Opening up to foreigners: Mauritius officially opens up to the world by enticing foreign HNWIs to obtain citizenship and Mauritian passports against payment of USD 1m and USD500k respectively. This is likely to generate fresh revenue for the public coffers, whilst ensuring Mauritius remains a destination of choice. Other schemes announced to this effect are a Foreign Manpower Scheme and a new package of facilities to attract foreign retirees.
Public infrastructure: The modernisation of our public infrastructure and regeneration which started in 2015 is well on track, with committed investments in the metro project, expansion of the road networks and development of smart cities.
Managing a transformation requires a slow but sure approach, or does it depend on what lies ahead?

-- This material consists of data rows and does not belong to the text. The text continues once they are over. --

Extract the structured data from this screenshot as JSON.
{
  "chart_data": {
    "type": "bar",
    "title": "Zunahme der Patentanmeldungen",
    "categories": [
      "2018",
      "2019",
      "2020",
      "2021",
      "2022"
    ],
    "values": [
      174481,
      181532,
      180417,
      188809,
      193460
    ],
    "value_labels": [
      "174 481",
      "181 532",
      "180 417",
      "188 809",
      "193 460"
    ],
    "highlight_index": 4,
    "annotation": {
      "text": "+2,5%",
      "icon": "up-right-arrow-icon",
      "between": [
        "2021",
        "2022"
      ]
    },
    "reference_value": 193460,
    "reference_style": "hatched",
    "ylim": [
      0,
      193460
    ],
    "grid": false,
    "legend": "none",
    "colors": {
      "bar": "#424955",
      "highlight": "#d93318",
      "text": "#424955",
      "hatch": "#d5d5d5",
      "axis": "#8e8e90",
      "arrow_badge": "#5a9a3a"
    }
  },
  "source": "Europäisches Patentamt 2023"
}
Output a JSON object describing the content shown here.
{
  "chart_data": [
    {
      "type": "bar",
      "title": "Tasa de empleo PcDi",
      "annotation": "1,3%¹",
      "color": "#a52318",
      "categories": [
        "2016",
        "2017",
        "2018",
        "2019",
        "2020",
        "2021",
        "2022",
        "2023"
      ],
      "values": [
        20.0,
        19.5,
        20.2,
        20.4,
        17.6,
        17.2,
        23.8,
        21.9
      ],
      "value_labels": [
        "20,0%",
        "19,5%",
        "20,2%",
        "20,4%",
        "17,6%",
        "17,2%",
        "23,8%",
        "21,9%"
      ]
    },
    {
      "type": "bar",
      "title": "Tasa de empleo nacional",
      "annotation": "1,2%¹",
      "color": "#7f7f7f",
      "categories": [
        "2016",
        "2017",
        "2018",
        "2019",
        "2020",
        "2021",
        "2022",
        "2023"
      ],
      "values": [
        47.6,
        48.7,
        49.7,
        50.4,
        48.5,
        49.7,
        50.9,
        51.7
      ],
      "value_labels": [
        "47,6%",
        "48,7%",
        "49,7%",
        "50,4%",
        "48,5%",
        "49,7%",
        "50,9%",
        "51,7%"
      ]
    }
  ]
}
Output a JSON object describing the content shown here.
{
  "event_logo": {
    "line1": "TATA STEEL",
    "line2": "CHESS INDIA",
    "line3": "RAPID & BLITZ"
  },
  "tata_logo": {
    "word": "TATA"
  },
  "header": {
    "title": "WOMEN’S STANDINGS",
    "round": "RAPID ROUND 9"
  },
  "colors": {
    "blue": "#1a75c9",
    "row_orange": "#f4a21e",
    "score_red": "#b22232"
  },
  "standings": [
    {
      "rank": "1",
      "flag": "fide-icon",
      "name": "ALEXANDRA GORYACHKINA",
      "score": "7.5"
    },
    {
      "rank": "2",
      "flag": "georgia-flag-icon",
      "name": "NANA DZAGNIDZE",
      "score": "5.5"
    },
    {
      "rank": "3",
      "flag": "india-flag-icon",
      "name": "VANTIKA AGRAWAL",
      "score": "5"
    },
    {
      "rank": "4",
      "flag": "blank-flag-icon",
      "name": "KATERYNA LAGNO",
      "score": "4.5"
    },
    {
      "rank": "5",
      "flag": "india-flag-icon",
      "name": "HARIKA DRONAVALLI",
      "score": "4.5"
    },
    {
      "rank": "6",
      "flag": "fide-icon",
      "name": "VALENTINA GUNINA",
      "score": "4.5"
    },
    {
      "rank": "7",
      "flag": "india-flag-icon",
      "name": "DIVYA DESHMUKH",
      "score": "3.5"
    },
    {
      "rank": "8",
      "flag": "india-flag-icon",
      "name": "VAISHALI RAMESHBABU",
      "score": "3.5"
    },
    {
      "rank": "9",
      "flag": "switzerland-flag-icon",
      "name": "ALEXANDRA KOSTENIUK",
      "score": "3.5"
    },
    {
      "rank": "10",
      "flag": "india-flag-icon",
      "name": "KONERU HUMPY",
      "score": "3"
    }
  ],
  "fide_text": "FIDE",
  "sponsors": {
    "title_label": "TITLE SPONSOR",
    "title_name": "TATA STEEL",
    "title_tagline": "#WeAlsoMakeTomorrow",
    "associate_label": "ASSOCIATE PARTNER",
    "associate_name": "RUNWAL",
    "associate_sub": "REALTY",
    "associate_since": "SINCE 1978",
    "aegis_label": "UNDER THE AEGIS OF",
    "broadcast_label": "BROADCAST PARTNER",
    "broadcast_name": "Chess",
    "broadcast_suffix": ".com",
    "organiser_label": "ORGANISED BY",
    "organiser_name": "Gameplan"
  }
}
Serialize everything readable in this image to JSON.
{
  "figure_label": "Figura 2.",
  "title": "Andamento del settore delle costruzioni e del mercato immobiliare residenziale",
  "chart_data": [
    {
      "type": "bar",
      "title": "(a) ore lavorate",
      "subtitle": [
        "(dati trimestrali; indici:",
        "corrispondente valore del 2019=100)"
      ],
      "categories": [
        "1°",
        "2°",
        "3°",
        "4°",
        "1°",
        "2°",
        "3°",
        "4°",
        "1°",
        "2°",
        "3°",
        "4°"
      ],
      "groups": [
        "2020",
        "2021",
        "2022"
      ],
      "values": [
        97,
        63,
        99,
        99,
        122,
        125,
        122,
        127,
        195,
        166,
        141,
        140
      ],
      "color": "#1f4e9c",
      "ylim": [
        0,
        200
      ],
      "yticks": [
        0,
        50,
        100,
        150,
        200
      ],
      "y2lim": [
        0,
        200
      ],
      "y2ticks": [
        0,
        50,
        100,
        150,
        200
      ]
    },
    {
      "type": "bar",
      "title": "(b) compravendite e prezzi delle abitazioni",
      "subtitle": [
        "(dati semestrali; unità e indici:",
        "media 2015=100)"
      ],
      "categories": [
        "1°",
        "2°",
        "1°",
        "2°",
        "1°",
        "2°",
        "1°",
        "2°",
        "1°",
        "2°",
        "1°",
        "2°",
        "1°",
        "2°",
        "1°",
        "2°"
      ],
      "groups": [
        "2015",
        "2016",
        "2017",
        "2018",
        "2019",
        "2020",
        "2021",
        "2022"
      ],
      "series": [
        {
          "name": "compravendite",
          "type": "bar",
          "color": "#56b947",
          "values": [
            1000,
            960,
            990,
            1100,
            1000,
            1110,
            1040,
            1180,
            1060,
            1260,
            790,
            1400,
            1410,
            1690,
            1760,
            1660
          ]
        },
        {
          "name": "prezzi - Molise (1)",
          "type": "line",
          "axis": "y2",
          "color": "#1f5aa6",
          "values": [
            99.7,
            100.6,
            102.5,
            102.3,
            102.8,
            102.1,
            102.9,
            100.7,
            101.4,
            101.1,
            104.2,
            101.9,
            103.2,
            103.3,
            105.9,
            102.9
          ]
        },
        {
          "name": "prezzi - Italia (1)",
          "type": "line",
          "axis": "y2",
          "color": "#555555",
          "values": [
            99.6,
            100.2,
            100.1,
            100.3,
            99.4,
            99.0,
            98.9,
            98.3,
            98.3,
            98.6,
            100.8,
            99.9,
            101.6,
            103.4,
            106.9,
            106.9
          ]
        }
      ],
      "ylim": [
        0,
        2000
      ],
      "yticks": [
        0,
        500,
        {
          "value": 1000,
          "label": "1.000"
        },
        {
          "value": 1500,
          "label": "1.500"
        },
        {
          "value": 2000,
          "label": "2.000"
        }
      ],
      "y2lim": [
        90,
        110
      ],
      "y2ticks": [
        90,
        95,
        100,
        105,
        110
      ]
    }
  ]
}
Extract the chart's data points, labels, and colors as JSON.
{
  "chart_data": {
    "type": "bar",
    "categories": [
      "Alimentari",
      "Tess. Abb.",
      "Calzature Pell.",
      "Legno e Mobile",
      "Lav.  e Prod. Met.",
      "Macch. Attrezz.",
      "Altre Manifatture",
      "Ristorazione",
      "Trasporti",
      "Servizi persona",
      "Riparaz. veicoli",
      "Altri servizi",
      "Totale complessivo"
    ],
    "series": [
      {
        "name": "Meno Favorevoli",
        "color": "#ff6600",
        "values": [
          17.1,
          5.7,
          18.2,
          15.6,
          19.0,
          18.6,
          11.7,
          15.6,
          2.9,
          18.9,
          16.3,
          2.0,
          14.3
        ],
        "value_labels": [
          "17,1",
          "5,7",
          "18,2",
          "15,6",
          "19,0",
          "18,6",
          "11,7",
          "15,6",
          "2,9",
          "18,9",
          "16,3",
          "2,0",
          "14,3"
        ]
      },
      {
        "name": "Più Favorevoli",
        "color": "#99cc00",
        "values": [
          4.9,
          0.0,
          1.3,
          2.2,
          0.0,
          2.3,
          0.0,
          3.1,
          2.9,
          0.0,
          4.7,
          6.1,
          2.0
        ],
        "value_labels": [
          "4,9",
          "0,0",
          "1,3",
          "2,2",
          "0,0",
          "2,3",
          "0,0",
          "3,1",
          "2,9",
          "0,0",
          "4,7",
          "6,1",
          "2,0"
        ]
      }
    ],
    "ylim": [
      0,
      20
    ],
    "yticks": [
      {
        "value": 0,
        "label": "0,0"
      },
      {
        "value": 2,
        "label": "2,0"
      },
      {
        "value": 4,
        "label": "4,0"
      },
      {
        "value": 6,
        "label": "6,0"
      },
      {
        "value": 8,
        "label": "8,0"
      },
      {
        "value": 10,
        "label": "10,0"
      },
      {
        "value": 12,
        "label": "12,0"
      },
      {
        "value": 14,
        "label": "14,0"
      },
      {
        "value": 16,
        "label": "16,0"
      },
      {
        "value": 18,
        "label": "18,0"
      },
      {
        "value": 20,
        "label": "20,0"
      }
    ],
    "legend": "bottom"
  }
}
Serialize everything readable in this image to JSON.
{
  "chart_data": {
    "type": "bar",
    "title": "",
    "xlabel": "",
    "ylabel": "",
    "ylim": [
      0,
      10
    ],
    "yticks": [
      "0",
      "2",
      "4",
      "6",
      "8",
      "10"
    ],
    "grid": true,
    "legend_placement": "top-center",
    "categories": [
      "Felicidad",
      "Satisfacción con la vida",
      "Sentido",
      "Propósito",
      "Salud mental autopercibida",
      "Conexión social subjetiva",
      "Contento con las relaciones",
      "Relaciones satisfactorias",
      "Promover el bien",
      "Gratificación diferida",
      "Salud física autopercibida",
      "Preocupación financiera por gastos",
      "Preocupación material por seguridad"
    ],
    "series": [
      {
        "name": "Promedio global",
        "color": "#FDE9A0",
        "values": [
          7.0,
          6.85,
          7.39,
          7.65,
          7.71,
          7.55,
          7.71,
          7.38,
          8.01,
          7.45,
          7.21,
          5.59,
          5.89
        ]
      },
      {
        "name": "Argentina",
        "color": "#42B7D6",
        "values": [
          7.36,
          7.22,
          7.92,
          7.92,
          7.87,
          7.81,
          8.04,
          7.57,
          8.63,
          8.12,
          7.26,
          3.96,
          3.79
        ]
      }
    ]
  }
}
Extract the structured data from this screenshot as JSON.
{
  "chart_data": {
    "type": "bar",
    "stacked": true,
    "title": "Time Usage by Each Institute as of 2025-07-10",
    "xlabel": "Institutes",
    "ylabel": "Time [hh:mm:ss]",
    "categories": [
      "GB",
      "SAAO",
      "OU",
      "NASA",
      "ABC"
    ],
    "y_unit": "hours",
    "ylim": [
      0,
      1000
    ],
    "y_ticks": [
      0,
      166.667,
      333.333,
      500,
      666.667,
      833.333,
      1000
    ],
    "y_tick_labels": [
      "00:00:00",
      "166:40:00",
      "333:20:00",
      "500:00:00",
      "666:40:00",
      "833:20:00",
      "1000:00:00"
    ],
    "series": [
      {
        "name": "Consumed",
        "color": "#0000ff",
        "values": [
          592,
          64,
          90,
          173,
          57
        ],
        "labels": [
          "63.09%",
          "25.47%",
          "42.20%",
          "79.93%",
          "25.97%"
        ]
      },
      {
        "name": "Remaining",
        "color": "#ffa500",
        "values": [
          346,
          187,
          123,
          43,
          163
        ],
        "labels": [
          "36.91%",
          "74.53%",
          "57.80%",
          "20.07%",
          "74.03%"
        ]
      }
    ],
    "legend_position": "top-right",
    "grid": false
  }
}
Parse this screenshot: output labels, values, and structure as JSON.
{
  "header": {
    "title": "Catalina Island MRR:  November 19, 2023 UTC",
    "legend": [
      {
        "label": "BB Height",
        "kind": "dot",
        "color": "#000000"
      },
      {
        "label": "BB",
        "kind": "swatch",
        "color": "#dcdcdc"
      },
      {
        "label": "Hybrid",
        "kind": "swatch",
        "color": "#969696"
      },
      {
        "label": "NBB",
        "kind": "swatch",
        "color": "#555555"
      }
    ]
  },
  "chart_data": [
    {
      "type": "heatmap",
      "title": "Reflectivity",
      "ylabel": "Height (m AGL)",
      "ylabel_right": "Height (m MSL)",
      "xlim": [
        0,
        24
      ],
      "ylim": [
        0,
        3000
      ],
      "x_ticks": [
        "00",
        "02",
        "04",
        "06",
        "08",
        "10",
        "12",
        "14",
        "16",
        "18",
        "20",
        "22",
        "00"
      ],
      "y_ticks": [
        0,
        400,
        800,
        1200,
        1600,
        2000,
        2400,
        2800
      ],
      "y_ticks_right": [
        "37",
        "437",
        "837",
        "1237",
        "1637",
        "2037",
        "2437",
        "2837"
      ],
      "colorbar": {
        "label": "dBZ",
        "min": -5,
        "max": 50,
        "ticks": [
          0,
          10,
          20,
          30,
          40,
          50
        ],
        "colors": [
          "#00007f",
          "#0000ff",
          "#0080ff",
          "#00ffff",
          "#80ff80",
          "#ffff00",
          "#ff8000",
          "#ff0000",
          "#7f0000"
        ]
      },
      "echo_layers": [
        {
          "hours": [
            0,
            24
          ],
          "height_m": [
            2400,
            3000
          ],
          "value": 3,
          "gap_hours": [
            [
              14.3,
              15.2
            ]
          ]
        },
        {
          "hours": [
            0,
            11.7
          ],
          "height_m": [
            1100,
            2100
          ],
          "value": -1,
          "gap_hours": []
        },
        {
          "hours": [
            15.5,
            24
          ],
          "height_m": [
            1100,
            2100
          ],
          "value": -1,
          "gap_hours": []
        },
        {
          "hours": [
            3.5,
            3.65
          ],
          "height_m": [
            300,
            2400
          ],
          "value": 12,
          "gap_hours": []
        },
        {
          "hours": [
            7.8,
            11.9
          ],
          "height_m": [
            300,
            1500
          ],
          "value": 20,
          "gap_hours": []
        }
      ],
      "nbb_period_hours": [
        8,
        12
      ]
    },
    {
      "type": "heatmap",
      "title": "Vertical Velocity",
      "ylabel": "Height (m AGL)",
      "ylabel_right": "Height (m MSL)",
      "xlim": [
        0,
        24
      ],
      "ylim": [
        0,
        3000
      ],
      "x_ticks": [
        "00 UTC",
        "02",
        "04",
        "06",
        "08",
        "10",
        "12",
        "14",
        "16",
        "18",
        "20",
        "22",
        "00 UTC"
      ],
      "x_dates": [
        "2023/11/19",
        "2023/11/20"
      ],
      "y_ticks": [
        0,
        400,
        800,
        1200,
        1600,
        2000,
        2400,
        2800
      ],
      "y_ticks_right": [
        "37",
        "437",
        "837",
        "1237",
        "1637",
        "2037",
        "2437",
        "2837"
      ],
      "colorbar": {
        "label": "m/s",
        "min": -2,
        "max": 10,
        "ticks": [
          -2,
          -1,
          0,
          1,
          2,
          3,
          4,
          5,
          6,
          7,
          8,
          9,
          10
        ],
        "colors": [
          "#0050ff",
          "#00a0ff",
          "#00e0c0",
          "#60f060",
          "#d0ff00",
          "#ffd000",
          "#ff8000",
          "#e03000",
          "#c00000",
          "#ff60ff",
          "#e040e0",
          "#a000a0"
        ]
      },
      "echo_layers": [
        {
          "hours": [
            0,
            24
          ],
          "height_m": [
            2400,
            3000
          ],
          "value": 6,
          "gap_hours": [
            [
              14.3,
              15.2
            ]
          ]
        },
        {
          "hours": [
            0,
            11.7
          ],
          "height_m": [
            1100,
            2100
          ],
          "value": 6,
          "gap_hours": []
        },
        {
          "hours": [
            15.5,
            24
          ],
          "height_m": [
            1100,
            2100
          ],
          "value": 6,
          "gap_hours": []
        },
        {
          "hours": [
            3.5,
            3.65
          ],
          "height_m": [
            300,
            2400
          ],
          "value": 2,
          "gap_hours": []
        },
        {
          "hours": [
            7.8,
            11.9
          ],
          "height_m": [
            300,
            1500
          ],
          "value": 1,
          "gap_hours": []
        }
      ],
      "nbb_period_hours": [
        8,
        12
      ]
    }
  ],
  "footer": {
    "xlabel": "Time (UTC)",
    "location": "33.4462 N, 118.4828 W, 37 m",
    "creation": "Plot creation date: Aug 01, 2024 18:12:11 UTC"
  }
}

The public accounts indicate a dependency on grants to achieve a 3.2% deficit as the country transforms itself from a services economy to an integrated business platform. In years ahead, harsh realities will emerge, such as spare asset capacity emerging from the contraction of the sugar sector, excess liquidity, an ageing population and a falling birth rate. The vision of a high income country by 2023, with a GDP per capita of USD13,600, implies that our economy will have to grow by an average of over 6% per year. Given the forecast growth of 4.1% for next fiscal year, there will have to be new avenues of incremental economic growth to help achieve this vision in the longer term. In such a future state of affairs, one would eventually question if the pursuit of a prudent transformation will be enough? …. Or should we as a country, be bolder with less reliance on government?